Nein, ich würde nicht von Verdrossenheit sprechen, wenn ich mein derzeitiges Verhältnis zur Politik beschreiben müsste, aber eine gewisse Ermüdung kann ich nicht leugnen. Oh ja, ich will daran glauben, dass auch meine Stimme zählt und doch überkommt mich beim Lesen der Inland-Berichterstattung immer öfter eine grosse Verzweiflung. Diese Selbstgerechtigkeit, dieses Gejammer darüber, dass unser ach so hoher Lebensstandard – der sich durch Burnout, Verkehrskollaps und eine zerstörte Umwelt auszeichnet – in Gefahr ist, diese Kälte gegenüber Schwächeren, die je länger je mehr das Denken beherrscht.
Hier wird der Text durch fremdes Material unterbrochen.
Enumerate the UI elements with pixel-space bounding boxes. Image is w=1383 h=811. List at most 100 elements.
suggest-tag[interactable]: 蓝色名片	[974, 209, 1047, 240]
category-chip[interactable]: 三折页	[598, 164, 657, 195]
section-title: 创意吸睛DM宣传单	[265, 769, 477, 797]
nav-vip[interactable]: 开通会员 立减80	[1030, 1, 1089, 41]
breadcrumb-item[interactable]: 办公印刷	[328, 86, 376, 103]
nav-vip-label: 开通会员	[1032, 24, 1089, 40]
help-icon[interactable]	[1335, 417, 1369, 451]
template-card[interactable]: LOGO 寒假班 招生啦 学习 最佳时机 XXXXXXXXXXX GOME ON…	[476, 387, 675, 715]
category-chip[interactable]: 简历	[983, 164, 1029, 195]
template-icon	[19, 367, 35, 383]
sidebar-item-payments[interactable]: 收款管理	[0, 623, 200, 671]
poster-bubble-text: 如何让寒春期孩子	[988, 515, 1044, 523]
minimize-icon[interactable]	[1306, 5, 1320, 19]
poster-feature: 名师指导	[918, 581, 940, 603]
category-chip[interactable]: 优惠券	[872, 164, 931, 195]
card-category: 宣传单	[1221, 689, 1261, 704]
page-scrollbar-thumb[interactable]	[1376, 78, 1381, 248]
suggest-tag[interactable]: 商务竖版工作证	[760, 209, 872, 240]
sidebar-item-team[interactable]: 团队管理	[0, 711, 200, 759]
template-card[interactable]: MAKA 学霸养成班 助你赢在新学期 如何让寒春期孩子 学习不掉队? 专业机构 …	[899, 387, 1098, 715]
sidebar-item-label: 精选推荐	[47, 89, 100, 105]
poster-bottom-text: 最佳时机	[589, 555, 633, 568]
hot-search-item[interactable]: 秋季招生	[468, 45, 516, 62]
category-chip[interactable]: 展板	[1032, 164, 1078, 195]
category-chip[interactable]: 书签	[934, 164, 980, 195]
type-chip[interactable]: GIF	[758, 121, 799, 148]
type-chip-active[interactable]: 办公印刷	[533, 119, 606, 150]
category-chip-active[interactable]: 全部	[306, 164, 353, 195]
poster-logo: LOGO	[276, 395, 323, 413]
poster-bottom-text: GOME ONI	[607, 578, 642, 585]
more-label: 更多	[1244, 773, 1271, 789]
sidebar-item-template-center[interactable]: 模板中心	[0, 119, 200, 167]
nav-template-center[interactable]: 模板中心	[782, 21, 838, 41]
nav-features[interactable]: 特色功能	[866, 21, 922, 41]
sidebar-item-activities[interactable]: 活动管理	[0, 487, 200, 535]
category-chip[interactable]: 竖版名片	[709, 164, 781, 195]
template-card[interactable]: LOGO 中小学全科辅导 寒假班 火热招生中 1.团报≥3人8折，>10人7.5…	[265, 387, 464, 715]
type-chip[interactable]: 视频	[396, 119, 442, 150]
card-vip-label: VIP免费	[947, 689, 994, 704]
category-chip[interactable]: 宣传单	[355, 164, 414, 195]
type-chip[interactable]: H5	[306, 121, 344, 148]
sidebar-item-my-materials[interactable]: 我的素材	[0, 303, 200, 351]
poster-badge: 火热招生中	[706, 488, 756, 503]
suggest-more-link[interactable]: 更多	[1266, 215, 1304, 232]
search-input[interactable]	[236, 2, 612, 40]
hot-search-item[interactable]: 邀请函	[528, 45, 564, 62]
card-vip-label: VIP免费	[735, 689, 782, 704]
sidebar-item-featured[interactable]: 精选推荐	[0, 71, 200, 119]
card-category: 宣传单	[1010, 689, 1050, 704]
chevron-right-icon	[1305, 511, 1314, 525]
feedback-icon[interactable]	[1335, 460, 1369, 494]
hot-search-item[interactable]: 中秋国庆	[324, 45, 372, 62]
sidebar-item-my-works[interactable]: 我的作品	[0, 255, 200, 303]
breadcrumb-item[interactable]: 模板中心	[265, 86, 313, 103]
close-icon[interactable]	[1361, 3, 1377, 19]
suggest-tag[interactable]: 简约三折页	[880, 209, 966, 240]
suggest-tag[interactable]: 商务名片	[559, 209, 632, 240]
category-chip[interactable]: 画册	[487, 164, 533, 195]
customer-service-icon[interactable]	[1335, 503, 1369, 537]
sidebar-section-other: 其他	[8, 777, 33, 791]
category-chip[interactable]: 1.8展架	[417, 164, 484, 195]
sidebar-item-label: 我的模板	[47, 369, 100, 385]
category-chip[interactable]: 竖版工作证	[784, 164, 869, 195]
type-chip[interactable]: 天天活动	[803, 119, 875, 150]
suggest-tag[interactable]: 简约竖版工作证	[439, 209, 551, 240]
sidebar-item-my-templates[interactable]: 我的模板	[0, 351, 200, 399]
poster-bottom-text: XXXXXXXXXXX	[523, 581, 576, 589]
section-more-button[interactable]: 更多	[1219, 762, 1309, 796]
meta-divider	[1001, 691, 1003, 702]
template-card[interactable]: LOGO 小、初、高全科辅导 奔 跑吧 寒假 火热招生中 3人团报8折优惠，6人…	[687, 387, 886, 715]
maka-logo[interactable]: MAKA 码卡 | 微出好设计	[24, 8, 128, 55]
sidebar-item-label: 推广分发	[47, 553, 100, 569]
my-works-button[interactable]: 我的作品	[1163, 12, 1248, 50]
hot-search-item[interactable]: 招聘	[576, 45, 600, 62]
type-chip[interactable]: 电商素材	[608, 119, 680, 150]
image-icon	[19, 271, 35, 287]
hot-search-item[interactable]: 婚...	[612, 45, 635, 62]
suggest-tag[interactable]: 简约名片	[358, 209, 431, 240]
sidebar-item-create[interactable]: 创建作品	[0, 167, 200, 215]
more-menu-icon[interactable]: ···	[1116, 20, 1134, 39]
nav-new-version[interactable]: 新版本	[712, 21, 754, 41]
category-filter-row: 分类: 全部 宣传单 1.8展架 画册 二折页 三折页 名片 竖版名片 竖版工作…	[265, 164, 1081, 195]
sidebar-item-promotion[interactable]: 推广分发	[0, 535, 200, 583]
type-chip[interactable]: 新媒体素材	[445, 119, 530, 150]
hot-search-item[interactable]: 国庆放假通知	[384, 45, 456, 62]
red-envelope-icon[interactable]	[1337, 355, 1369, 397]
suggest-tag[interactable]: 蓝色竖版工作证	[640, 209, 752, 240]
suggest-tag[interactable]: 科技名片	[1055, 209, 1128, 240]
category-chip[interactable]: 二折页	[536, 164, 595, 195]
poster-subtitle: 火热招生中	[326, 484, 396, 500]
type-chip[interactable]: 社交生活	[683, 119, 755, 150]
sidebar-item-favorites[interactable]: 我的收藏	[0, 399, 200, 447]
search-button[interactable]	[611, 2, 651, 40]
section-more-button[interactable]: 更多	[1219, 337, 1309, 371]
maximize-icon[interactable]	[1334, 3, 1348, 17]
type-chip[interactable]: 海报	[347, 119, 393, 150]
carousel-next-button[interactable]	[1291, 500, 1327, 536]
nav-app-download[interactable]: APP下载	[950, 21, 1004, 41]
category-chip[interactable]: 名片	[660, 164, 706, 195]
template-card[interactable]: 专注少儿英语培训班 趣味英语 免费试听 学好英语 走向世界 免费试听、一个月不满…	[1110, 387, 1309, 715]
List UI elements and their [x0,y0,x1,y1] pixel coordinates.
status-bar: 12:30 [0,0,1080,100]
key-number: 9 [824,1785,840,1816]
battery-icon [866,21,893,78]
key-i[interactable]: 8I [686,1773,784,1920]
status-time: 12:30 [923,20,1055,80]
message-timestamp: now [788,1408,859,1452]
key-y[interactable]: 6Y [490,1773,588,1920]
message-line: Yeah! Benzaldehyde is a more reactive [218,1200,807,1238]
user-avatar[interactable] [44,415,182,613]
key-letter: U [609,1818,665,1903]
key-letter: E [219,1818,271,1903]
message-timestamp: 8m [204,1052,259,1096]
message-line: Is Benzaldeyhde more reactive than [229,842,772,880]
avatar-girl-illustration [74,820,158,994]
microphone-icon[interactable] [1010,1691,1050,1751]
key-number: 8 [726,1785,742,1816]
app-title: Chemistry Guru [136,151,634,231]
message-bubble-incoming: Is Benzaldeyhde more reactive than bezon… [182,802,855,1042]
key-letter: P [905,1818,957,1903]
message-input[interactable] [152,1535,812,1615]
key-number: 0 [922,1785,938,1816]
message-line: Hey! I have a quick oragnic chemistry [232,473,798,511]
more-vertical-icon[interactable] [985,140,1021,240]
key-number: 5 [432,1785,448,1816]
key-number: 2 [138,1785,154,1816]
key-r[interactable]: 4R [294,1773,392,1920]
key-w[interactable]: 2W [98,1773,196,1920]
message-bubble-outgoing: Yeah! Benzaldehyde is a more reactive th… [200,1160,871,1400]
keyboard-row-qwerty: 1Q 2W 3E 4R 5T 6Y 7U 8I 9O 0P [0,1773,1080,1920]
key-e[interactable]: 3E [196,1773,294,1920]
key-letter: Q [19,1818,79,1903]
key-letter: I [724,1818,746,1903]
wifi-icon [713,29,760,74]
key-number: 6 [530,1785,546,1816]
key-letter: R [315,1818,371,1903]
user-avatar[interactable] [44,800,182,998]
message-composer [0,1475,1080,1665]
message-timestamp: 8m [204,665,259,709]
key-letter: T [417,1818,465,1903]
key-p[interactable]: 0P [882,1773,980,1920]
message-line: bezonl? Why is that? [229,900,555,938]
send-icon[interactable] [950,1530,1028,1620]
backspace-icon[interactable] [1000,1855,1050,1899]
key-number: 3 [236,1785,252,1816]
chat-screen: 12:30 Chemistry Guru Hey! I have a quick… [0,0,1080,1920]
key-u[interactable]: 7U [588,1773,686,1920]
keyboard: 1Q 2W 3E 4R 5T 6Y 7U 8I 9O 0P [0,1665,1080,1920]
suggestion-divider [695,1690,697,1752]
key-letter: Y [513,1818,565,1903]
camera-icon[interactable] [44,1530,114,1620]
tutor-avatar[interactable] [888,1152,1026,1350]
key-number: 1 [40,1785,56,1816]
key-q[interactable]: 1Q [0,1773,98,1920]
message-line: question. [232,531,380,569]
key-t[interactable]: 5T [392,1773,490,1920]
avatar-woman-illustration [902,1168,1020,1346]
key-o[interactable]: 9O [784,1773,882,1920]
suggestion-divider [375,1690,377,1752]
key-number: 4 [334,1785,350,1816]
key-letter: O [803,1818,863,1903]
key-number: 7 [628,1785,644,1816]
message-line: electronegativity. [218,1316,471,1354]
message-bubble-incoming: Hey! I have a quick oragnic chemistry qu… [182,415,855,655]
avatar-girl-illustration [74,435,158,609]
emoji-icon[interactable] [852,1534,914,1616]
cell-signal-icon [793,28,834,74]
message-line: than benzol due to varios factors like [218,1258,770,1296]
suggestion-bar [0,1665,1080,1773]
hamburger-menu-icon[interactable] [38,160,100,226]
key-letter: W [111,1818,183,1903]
Immer öfter überkommt mich ein Gefühl der Ohnmacht, wenn ich sehe, wie hier ein Problem aufgebauscht und dort eine schreiende Ungerechtigkeit ignoriert wird. Gehört wird nur noch derjenige, der poltert. Wer differenziert argumentieren will, wird niedergeschrien, bevor er den Satz zu Ende geredet hat. Das heisst, in hin und wieder ist differenzieren durchaus gefragt, nämlich dann, wenn es darum geht, Dinge schönzureden, die alles andere als schön sind. Ansonsten aber bitte nur Schlagworte.

Nun gut, wenn ich lese, was ich soeben geschrieben habe, sieht das doch ziemlich nach Verdrossenheit aus. Aber dabei bleiben will ich nicht, denn das hiesse ja, dass ich mich kleinkriegen liesse von jenen, die nur zu froh sind, wenn eine weniger gegen ihre Vorlagen stimmt. Und deswegen werde ich beim nächsten Mal wieder mitmachen, wenn unsere Meinung gefragt ist. Und vielleicht werde ich dann sehen, dass nicht immer alles anders kommt, als ich es wünsche. Heute hätte ich ja durchaus auch Grund zur Freude gehabt, wenn ich denn meine Stimmzettel eingeworfen hätte.